5 Le 14 octobre 2010, l'intimé a publié une annonce de possibilité d'emploi sur le site Publiservice du gouvernement fédéral afin de doter le poste susmentionné.

6 La présélection des candidats a été réalisée par la gestionnaire d'embauche, Elissa Lieff, avocate générale principale, Section de la famille, des enfants et des adolescents (SFEA), Secteur des politiques. Elle a été assistée par Michelle Smith, avocate conseil et gestionnaire, Unité de mise en œuvre de la politique d'appui à l'exécution, SFEA, pour les étapes subséquentes du processus de nomination. Adam Seaby, conseiller principal en ressources humaines, Services au groupe de la direction et des membres de l'effectif supérieur, ministère de la Justice, était le conseiller en ressources humaines attitré pour le processus. Il a également participé au processus de présélection en vérifiant si les candidats avaient indiqué dans leurs dossiers de candidature s'ils possédaient les qualifications en matière d'études et le profil linguistique requis.

7 En tout, 42 personnes ont postulé. L'intimé a présélectionné les candidatures en fonction des qualifications liées aux études et à l'expérience, et six candidats ont été retenus. Ceux ci ont ensuite été évalués de façon plus approfondie au moyen d'une entrevue et d'une vérification des références. Deux candidats ont été jugés qualifiés.

8 Au départ, la candidature du plaignant avait été rejetée à la présélection, car Mme Lieff avait jugé qu'il ne possédait pas d'expérience du travail dans le domaine du droit de la famille, la seule qualification constituant un atout. Il a cependant réintégré le processus à la suite d'une discussion informelle pendant laquelle il a fourni à l'intimé des renseignements supplémentaires qui démontraient qu'il possédait bel et bien cette expérience.

9 La candidature du plaignant a été éliminée plus tard dans le processus parce qu'il ne possédait pas les qualifications essentielles évaluées à l'entrevue, soit la connaissance des politiques du gouvernement fédéral et des questions fédérales provinciales-territoriales en matière de droit de la famille, la connaissance des questions sociales, politiques et législatives pertinentes dans le domaine du droit de la famille et la connaissance du rôle et des responsabilités du ministère de la Justice dans le domaine du droit de la famille. De plus, le comité d'évaluation a jugé qu'il ne possédait pas la qualification essentielle « Réflexion stratégique ».

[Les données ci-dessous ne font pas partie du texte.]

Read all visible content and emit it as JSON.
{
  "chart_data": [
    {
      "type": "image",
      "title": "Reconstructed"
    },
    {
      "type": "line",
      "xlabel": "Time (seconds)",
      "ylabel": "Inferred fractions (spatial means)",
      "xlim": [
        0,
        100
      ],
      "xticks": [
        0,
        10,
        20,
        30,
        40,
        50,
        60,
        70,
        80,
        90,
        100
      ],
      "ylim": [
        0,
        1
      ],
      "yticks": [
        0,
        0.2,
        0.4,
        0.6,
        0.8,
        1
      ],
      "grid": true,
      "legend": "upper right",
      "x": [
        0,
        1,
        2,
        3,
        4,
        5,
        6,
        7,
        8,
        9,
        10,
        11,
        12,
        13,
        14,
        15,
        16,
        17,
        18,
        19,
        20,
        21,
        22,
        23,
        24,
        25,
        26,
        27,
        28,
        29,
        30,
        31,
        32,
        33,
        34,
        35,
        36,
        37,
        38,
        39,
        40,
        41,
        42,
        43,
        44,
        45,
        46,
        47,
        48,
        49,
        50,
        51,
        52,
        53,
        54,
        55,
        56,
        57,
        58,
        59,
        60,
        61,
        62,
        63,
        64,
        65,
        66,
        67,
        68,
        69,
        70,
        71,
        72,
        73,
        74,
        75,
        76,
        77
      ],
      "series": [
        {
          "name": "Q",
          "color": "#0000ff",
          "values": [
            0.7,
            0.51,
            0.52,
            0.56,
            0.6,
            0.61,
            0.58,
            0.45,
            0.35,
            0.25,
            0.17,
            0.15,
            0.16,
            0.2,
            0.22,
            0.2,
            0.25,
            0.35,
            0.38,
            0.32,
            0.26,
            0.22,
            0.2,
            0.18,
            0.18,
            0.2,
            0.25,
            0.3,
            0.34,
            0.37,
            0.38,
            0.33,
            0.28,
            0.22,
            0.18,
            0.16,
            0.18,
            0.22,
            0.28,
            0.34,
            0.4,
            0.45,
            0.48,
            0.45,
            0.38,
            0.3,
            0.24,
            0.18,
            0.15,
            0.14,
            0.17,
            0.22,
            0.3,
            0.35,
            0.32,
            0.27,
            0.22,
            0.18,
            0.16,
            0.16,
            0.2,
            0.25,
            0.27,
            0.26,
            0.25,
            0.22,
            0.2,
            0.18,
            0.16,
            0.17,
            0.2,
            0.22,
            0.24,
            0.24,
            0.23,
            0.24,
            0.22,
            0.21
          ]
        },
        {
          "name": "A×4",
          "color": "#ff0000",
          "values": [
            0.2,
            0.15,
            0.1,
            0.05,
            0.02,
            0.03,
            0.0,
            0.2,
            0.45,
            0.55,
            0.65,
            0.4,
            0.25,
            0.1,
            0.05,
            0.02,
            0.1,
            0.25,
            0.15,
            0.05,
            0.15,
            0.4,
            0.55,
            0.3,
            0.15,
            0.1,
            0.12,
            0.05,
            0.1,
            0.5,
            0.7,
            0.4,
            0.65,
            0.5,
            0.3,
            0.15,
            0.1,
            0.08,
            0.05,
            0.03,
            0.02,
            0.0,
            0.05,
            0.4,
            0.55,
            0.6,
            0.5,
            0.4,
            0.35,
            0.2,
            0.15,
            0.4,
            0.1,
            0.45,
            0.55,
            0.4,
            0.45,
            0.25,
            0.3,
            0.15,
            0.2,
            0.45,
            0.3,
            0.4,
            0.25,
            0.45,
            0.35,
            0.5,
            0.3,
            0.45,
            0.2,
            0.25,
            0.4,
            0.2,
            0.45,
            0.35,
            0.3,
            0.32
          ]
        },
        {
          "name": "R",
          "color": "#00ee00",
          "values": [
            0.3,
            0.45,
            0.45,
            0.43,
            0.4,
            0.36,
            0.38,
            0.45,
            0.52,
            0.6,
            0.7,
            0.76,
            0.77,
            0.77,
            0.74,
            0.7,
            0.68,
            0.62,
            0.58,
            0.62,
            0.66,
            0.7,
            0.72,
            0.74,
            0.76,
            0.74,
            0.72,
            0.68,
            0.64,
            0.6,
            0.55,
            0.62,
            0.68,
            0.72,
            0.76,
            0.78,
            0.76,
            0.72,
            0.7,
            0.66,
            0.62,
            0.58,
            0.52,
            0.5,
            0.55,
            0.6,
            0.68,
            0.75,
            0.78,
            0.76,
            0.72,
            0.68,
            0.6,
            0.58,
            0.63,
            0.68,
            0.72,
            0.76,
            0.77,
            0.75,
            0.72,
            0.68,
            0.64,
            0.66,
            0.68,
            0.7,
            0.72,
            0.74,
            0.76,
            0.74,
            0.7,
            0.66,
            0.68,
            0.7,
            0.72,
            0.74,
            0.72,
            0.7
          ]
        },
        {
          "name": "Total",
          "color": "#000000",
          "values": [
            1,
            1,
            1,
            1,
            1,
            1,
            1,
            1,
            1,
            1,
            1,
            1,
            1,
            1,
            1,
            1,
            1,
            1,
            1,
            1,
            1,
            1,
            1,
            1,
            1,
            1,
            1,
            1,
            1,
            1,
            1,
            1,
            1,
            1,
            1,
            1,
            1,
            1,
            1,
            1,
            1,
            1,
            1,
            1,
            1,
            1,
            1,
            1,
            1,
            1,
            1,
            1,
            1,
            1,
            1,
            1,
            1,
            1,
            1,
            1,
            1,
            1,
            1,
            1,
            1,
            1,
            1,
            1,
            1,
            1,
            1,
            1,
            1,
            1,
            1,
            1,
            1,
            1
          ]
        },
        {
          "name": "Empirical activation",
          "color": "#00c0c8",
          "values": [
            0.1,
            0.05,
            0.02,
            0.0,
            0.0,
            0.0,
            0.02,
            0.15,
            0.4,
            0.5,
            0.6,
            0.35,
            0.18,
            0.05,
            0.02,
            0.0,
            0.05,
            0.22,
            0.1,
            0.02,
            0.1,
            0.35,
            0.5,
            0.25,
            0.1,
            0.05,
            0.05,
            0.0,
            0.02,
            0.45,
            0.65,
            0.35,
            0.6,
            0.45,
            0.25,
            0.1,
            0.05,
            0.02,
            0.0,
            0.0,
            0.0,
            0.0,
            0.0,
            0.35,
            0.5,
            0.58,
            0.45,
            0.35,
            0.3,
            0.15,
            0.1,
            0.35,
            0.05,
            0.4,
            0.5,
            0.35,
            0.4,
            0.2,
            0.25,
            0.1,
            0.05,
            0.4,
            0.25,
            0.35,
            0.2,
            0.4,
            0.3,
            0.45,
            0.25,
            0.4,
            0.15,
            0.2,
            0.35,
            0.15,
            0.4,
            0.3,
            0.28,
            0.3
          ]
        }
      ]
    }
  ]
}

10 Le 29 mars 2011, l'intimé a publié une notification de nomination ou de proposition de nomination au sujet de la nomination de Carole Millett.

11 Le 12 avril 2011, le plaignant a présenté une plainte d'abus de pouvoir au Tribunal en vertu de l'article 77(1)a) de la Loi sur l'emploi dans la fonction publique, L.C. 2003, ch. 22, arts. 12 et 13 (la LEFP).

Question préliminaire

12 Au début de l'audience, le plaignant a demandé si le membre du Tribunal était au courant de la décision Pugh c. le Sous ministre de la Justice, 2008 TDFP 0023, laquelle avait été rendue antérieurement. Quand il a été informé que le membre du Tribunal avait peut être lu cette décision, il a présenté une requête en récusation.

13 Selon le plaignant, la décision Pugh susmentionnée contient des commentaires négatifs à son endroit. La requête est donc fondée sur le fait que le membre du Tribunal pourrait avoir un parti pris contre le plaignant en raison de ces commentaires. Le plaignant n'a pas présenté d'éléments de preuve à l'appui de sa requête. Il a demandé que le membre du Tribunal soit remplacé par un autre qui n'a pas lu la décision Pugh, et qui n'est pas au courant des commentaires le concernant qui s'y trouvent.

14 L'intimé s'est opposé à la requête. Il a avancé que le plaignant n'avait donné aucune raison valable pour que le membre du Tribunal renonce à instruire la plainte.

15 La requête en récusation présentée par le plaignant a été rejetée.

16 En l'espèce, il n'existe aucune preuve de partialité de la part du membre du Tribunal. Celui ci s'est donc demandé si les circonstances soulevées par le plaignant suscitaient une crainte raisonnable de partialité. Il incombe à la personne qui affirme qu'il y a crainte raisonnable de partialité de démontrer que celle ci existe. Le critère de la crainte raisonnable de partialité est bien établi. Dans la décision Committee for Justice and Liberty c. Canada (Office national de l'énergie), [1978] 1 R.C.S. 369, [1976] A.C.S. no 118 (QL), la Cour suprême du Canada énonce le critère de la crainte raisonnable de partialité à la page 394 (R.C.S.) :

La crainte de partialité doit être raisonnable et le fait d'une personne sensée et raisonnable qui se poserait elle même la question et prendrait les renseignements nécessaires à ce sujet.

[…]

Ce critère consiste à se demander « à quelle conclusion en arriverait une personne bien renseignée qui étudierait la question… de façon réaliste et pratique? […] Croirait elle que, selon toute vraisemblance, M. Crowe, consciemment ou non, ne rendra pas une décision juste? »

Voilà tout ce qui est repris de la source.